Steven Barthelme’s new collection of short stories Hush Hush plays like the best of saddest love songs. These are elegiac, yet hopeful stories about characters who bumble through existence, struggle to articulate their feelings, and careen towards moments that can’t be unlived and precipices where possibility, crushing loss, and logic-less misdeeds intersect. Which is to say that Barthelme’s view of the world is a luckless, but romantic one.
In “Claire,” department store salesman Bailey Long shows up on the doorstep of his ex-wife’s apartment to borrow yet another thousand dollars to gamble away. She clearly still loves him, but in the way ex-lovers never fully stop loving. For Bailey, however, the loss of Claire still gashes. Claire is a symbol—“the only thing that ever happened to him in his whole life.” And Bailey’s the type of guy to which much happens. He plays casino blackjack all night, drinks too much, skips work, maxes out seven credit cards, and can’t even enjoy the moment when he wins big.
There was no way he was going to be able to sleep with all that brand new money. There was something disappointing about it, anyway. It was like being a kid and doing something spectacular about which no one cared, like getting all the way home through the woods without ever touching the ground, or hitting a home run in an empty park, when it didn’t count.
It’s four in the morning when he goes back to Claire’s apartment to repay her loan. He’s blown off dinner with her and her much younger fiancé. It’s clear that Bailey has returned not to get square with Claire but to win her back. Sadly, like the casinos Bailey frequents, Claire has other plans.
In her white outfit, in the soft morning light, she didn’t look so much uncomprehending as horribly indifferent. She shrugged. “I got older.”
Bailey stood up. “All that time, the time we were together, when I was a lowlife, a slacker, every goddamn day, it was electric. Something wonderful was coming. I remember how wonderful stuff at the grocery store was, those Rubbermaid things and the little hardware display and funny vegetables. Then I got a job and a nice fat salary.” He turned his palms up and gave her a puzzled look. “All gone,” he said.
There’s a throwback quality to Barthelme’s stories. His settings are American, but not particularly specific, beyond the repetition of strip malls, empty parking lots late at night, and starving, stray cats. His prose is clipped, realist, Carver-esque. His characters believe in wonder and beauty that often doesn’t exist in their lives. They believe in a generalized Shangri-La that their bleak situations don’t seem to justify. That friction between one’s hopes and one’s reality sparks the humanity in Barthelme’s work—his respect for the small, but significant desires of the wounded.

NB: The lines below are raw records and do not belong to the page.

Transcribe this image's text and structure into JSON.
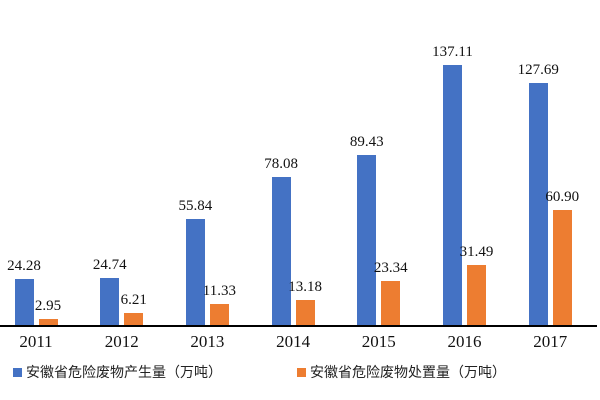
{
  "chart_data": {
    "type": "bar",
    "title": "",
    "xlabel": "",
    "ylabel": "",
    "grid": false,
    "legend_position": "bottom",
    "ylim": [
      0,
      150
    ],
    "categories": [
      "2011",
      "2012",
      "2013",
      "2014",
      "2015",
      "2016",
      "2017"
    ],
    "series": [
      {
        "name": "安徽省危险废物产生量（万吨）",
        "color": "#4472C4",
        "values": [
          24.28,
          24.74,
          55.84,
          78.08,
          89.43,
          137.11,
          127.69
        ],
        "labels": [
          "24.28",
          "24.74",
          "55.84",
          "78.08",
          "89.43",
          "137.11",
          "127.69"
        ]
      },
      {
        "name": "安徽省危险废物处置量（万吨）",
        "color": "#ED7D31",
        "values": [
          2.95,
          6.21,
          11.33,
          13.18,
          23.34,
          31.49,
          60.9
        ],
        "labels": [
          "2.95",
          "6.21",
          "11.33",
          "13.18",
          "23.34",
          "31.49",
          "60.90"
        ]
      }
    ],
    "axis_color": "#000000",
    "label_color": "#111111"
  }
}
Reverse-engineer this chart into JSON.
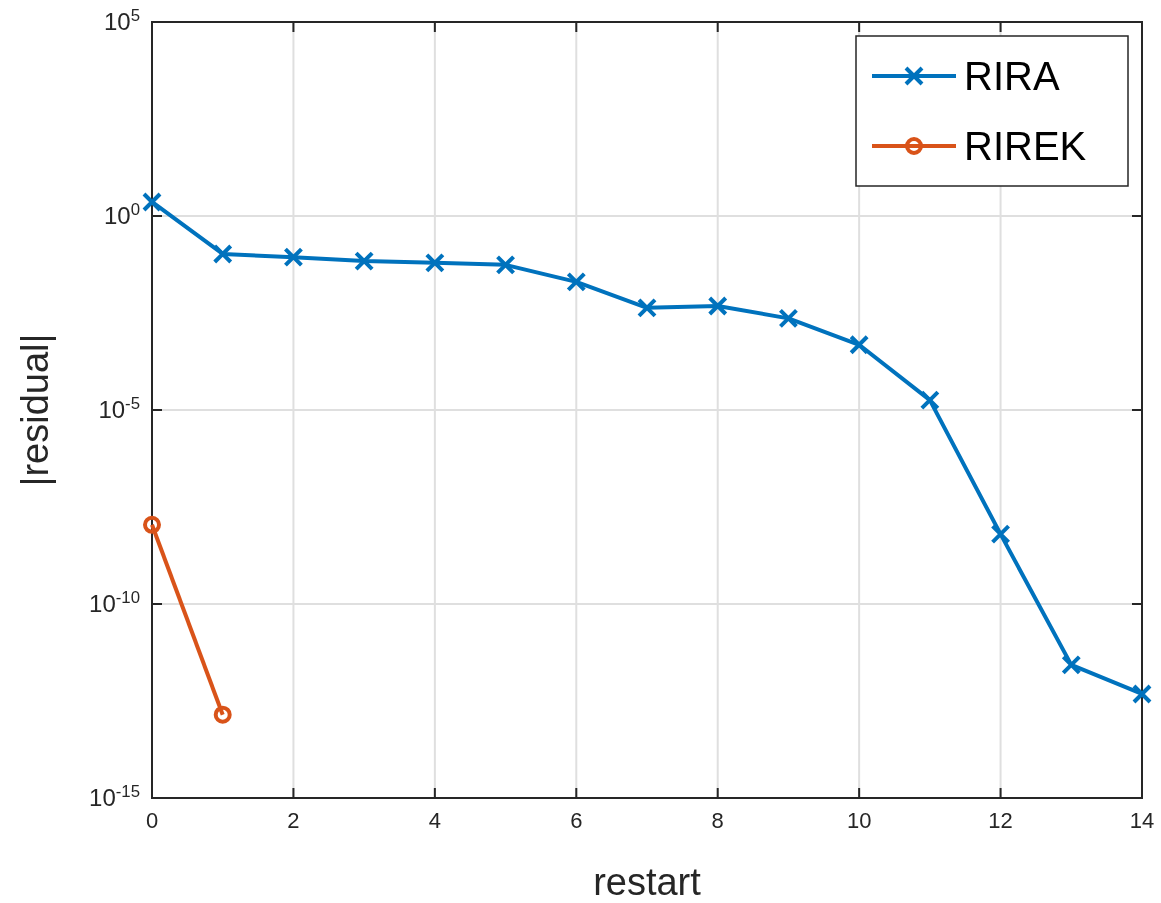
{
  "chart_data": {
    "type": "line",
    "xlabel": "restart",
    "ylabel": "|residual|",
    "log": "y",
    "grid": true,
    "legend": "top right",
    "xlim": [
      0,
      14
    ],
    "xticks": [
      0,
      2,
      4,
      6,
      8,
      10,
      12,
      14
    ],
    "ylim": [
      1e-15,
      100000
    ],
    "yticks": [
      {
        "value": 1e-15,
        "label": "10$^{-15}$"
      },
      {
        "value": 1e-10,
        "label": "10$^{-10}$"
      },
      {
        "value": 1e-05,
        "label": "10$^{-5}$"
      },
      {
        "value": 1,
        "label": "10$^{0}$"
      },
      {
        "value": 100000,
        "label": "10$^{5}$"
      }
    ],
    "series": [
      {
        "name": "RIRA",
        "color": "#0072bd",
        "marker": "cross",
        "x": [
          0,
          1,
          2,
          3,
          4,
          5,
          6,
          7,
          8,
          9,
          10,
          11,
          12,
          13,
          14
        ],
        "values": [
          2.3,
          0.105,
          0.087,
          0.069,
          0.062,
          0.055,
          0.02,
          0.0043,
          0.0048,
          0.0023,
          0.00048,
          1.8e-05,
          6.3e-09,
          2.7e-12,
          4.8e-13
        ]
      },
      {
        "name": "RIREK",
        "color": "#d95319",
        "marker": "circle",
        "x": [
          0,
          1
        ],
        "values": [
          1.1e-08,
          1.4e-13
        ]
      }
    ]
  }
}
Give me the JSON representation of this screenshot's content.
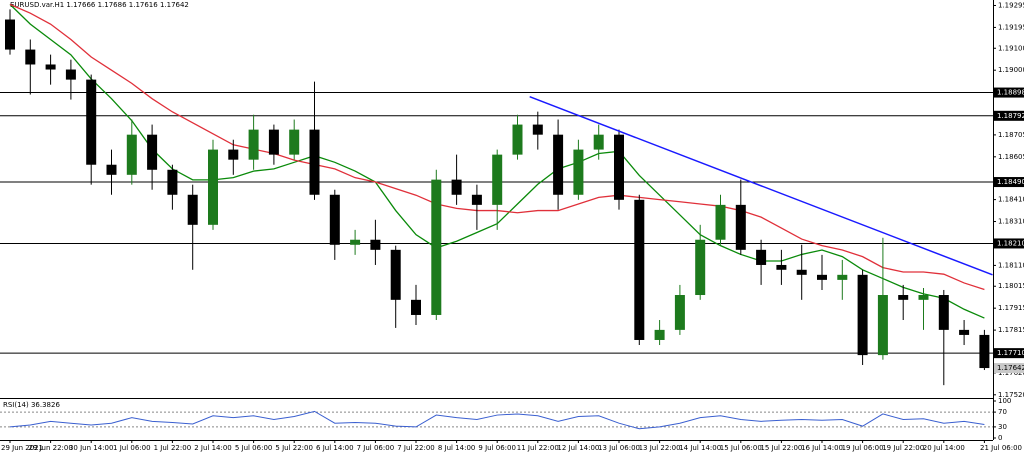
{
  "chart_data": {
    "type": "candlestick",
    "title": "EURUSD.var.H1  1.17666 1.17686 1.17616 1.17642",
    "categories": [
      "29 Jun 2021",
      null,
      "29 Jun 22:00",
      null,
      "30 Jun 14:00",
      null,
      "1 Jul 06:00",
      null,
      "1 Jul 22:00",
      null,
      "2 Jul 14:00",
      null,
      "5 Jul 06:00",
      null,
      "5 Jul 22:00",
      null,
      "6 Jul 14:00",
      null,
      "7 Jul 06:00",
      null,
      "7 Jul 22:00",
      null,
      "8 Jul 14:00",
      null,
      "9 Jul 06:00",
      null,
      "11 Jul 22:00",
      null,
      "12 Jul 14:00",
      null,
      "13 Jul 06:00",
      null,
      "13 Jul 22:00",
      null,
      "14 Jul 14:00",
      null,
      "15 Jul 06:00",
      null,
      "15 Jul 22:00",
      null,
      "16 Jul 14:00",
      null,
      "19 Jul 06:00",
      null,
      "19 Jul 22:00",
      null,
      "20 Jul 14:00",
      null,
      "21 Jul 06:00"
    ],
    "open": [
      1.19231,
      1.19094,
      1.19026,
      1.19003,
      1.18957,
      1.18569,
      1.18523,
      1.18706,
      1.18546,
      1.18432,
      1.18295,
      1.18638,
      1.18592,
      1.18729,
      1.18615,
      1.18729,
      1.18432,
      1.18204,
      1.18227,
      1.18181,
      1.17953,
      1.17884,
      1.18501,
      1.18432,
      1.18386,
      1.18615,
      1.18752,
      1.18706,
      1.18432,
      1.18638,
      1.18706,
      1.18409,
      1.1777,
      1.17816,
      1.17975,
      1.18227,
      1.18386,
      1.18181,
      1.18112,
      1.1809,
      1.18067,
      1.18044,
      1.18067,
      1.17701,
      1.17975,
      1.17953,
      1.17975,
      1.17816,
      1.17793
    ],
    "high": [
      1.19277,
      1.1914,
      1.19071,
      1.19048,
      1.1898,
      1.18638,
      1.18775,
      1.18752,
      1.18569,
      1.18478,
      1.18683,
      1.18683,
      1.18797,
      1.18752,
      1.18775,
      1.18948,
      1.18455,
      1.18272,
      1.18318,
      1.182,
      1.18021,
      1.18546,
      1.18615,
      1.18478,
      1.18638,
      1.18797,
      1.18811,
      1.18775,
      1.18683,
      1.18752,
      1.18729,
      1.18432,
      1.17861,
      1.18021,
      1.18295,
      1.18432,
      1.18501,
      1.18227,
      1.18181,
      1.18204,
      1.18158,
      1.18135,
      1.1809,
      1.18236,
      1.18021,
      1.18007,
      1.17998,
      1.17861,
      1.17816
    ],
    "low": [
      1.19071,
      1.18889,
      1.18934,
      1.18866,
      1.18478,
      1.18432,
      1.18478,
      1.18455,
      1.18364,
      1.1809,
      1.18272,
      1.18523,
      1.18546,
      1.18569,
      1.18592,
      1.18409,
      1.18135,
      1.18158,
      1.18112,
      1.17825,
      1.17838,
      1.17861,
      1.18386,
      1.18272,
      1.18272,
      1.18592,
      1.18638,
      1.18364,
      1.18409,
      1.18592,
      1.18364,
      1.17747,
      1.17747,
      1.17793,
      1.17953,
      1.18204,
      1.18158,
      1.18021,
      1.18021,
      1.17953,
      1.17998,
      1.17953,
      1.17656,
      1.1768,
      1.17861,
      1.17816,
      1.17564,
      1.17747,
      1.17633
    ],
    "close": [
      1.19094,
      1.19026,
      1.19003,
      1.18957,
      1.18569,
      1.18523,
      1.18706,
      1.18546,
      1.18432,
      1.18295,
      1.18638,
      1.18592,
      1.18729,
      1.18615,
      1.18729,
      1.18432,
      1.18204,
      1.18227,
      1.18181,
      1.17953,
      1.17884,
      1.18501,
      1.18432,
      1.18386,
      1.18615,
      1.18752,
      1.18706,
      1.18432,
      1.18638,
      1.18706,
      1.18409,
      1.1777,
      1.17816,
      1.17975,
      1.18227,
      1.18386,
      1.18181,
      1.18112,
      1.1809,
      1.18067,
      1.18044,
      1.18067,
      1.17701,
      1.17975,
      1.17953,
      1.17975,
      1.17816,
      1.17793,
      1.17642
    ],
    "up_color": "#1d7a1d",
    "down_color": "#000000",
    "ma": [
      {
        "color": "#0a8a0a",
        "values": [
          1.193,
          1.1921,
          1.1914,
          1.1907,
          1.1896,
          1.1887,
          1.1877,
          1.1864,
          1.1855,
          1.185,
          1.185,
          1.1851,
          1.1854,
          1.1855,
          1.1858,
          1.1861,
          1.1858,
          1.1854,
          1.1849,
          1.1836,
          1.1825,
          1.1819,
          1.1822,
          1.1826,
          1.183,
          1.1839,
          1.1848,
          1.1855,
          1.1858,
          1.1862,
          1.1863,
          1.1852,
          1.1843,
          1.1834,
          1.1825,
          1.182,
          1.1816,
          1.1813,
          1.1813,
          1.1816,
          1.1818,
          1.1815,
          1.1809,
          1.1805,
          1.1801,
          1.1798,
          1.1796,
          1.1791,
          1.1787
        ]
      },
      {
        "color": "#e0303a",
        "values": [
          1.193,
          1.1926,
          1.1921,
          1.1914,
          1.1906,
          1.19,
          1.1894,
          1.1887,
          1.1881,
          1.1876,
          1.1871,
          1.1866,
          1.1864,
          1.1862,
          1.1859,
          1.1857,
          1.1855,
          1.1851,
          1.1849,
          1.1846,
          1.1843,
          1.1839,
          1.1837,
          1.1836,
          1.1836,
          1.1835,
          1.1836,
          1.1836,
          1.1839,
          1.1842,
          1.1843,
          1.1842,
          1.1841,
          1.184,
          1.1839,
          1.1838,
          1.1836,
          1.1833,
          1.1828,
          1.1823,
          1.182,
          1.1818,
          1.1815,
          1.181,
          1.1808,
          1.1808,
          1.1807,
          1.1803,
          1.18
        ]
      }
    ],
    "trendline": {
      "color": "#1a1aff",
      "x": [
        25.6,
        48.4
      ],
      "values": [
        1.18879,
        1.18067
      ]
    },
    "levels": [
      {
        "value": 1.18898,
        "label": "1.18898"
      },
      {
        "value": 1.18792,
        "label": "1.18792"
      },
      {
        "value": 1.1849,
        "label": "1.18490"
      },
      {
        "value": 1.1821,
        "label": "1.18210"
      },
      {
        "value": 1.1771,
        "label": "1.17710"
      }
    ],
    "current_price": {
      "value": 1.17642,
      "label": "1.17642"
    },
    "ylim": [
      1.1751,
      1.1932
    ],
    "yticks": [
      {
        "value": 1.19295,
        "label": "1.19295"
      },
      {
        "value": 1.19195,
        "label": "1.19195"
      },
      {
        "value": 1.191,
        "label": "1.19100"
      },
      {
        "value": 1.19,
        "label": "1.19000"
      },
      {
        "value": 1.18705,
        "label": "1.18705"
      },
      {
        "value": 1.18605,
        "label": "1.18605"
      },
      {
        "value": 1.1841,
        "label": "1.18410"
      },
      {
        "value": 1.1831,
        "label": "1.18310"
      },
      {
        "value": 1.1811,
        "label": "1.18110"
      },
      {
        "value": 1.18015,
        "label": "1.18015"
      },
      {
        "value": 1.17915,
        "label": "1.17915"
      },
      {
        "value": 1.17815,
        "label": "1.17815"
      },
      {
        "value": 1.1762,
        "label": "1.17620"
      },
      {
        "value": 1.1752,
        "label": "1.17520"
      }
    ],
    "rsi": {
      "label": "RSI(14) 36.3826",
      "color": "#3a5fd0",
      "values": [
        30,
        35,
        45,
        40,
        35,
        40,
        55,
        45,
        42,
        38,
        60,
        55,
        60,
        50,
        58,
        72,
        40,
        42,
        40,
        32,
        30,
        62,
        55,
        50,
        62,
        65,
        60,
        45,
        58,
        60,
        40,
        25,
        30,
        40,
        55,
        60,
        50,
        45,
        48,
        50,
        48,
        50,
        32,
        65,
        50,
        52,
        40,
        45,
        36.3826
      ],
      "ylim": [
        0,
        100
      ],
      "yticks": [
        100,
        70,
        30,
        0
      ],
      "levels": [
        70,
        30
      ]
    }
  }
}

In “Interview,” Terry Quinn quits a well-paying job at a law firm, abandons his life in Atlanta, and drives a thousand miles back to Texas. He stays in a motel while he searches for a new life, a new identity. At a party, he meets a captivating woman, who gives him a lead to a job at a car repair shop, where, to his surprise, Quinn finds that new life. In “Hush Hush,” Tilden, a twice-married bank manager, is visited by a beautiful, adult daughter he’s never met. All attitude, sparkling black hair, and clingy short dresses, she’s looking for a place to stay, looking to destroy Tilden’s contented, but sad and lonely routines. His feelings for his daughter become increasingly complex, sexual and paternal, and by the end, it’s Tilden’s heart, not his daughter’s, that’s breaking.
In 1997, Barthelme and his brother Frederick published the gambling memoir Double Down: Reflections on Gambling and Loss, which tells the tale of the $250,000 inheritance the brothers gambled away in Mississippi riverboat casinos. A gambler’s compulsions are on display in Hush Hush. Characters are named Quinn in several, unrelated stories. Charming, younger women beguile unhappy, older men. Barthelme’s narrators befriend stray cats as if there’s an unsecured animal shelter in every strip mall. These tics don’t intertwine the stories or elevate the collection. Instead, they make the collection feel narrower in scope, like variations of a single short story.
Still, Hush Hush more than deserves its own place on the mantle of celebrated contemporary short fiction collections. Firmly realist, Steven’s work is distinct from his influential literary brothers Donald and Frederick. Hush Hush references a 1960 blues song by Jimmy Reed about there being too much noise, but this collection is anything but muted in its attention to the secret suffering of Americans more likely to lose than to win.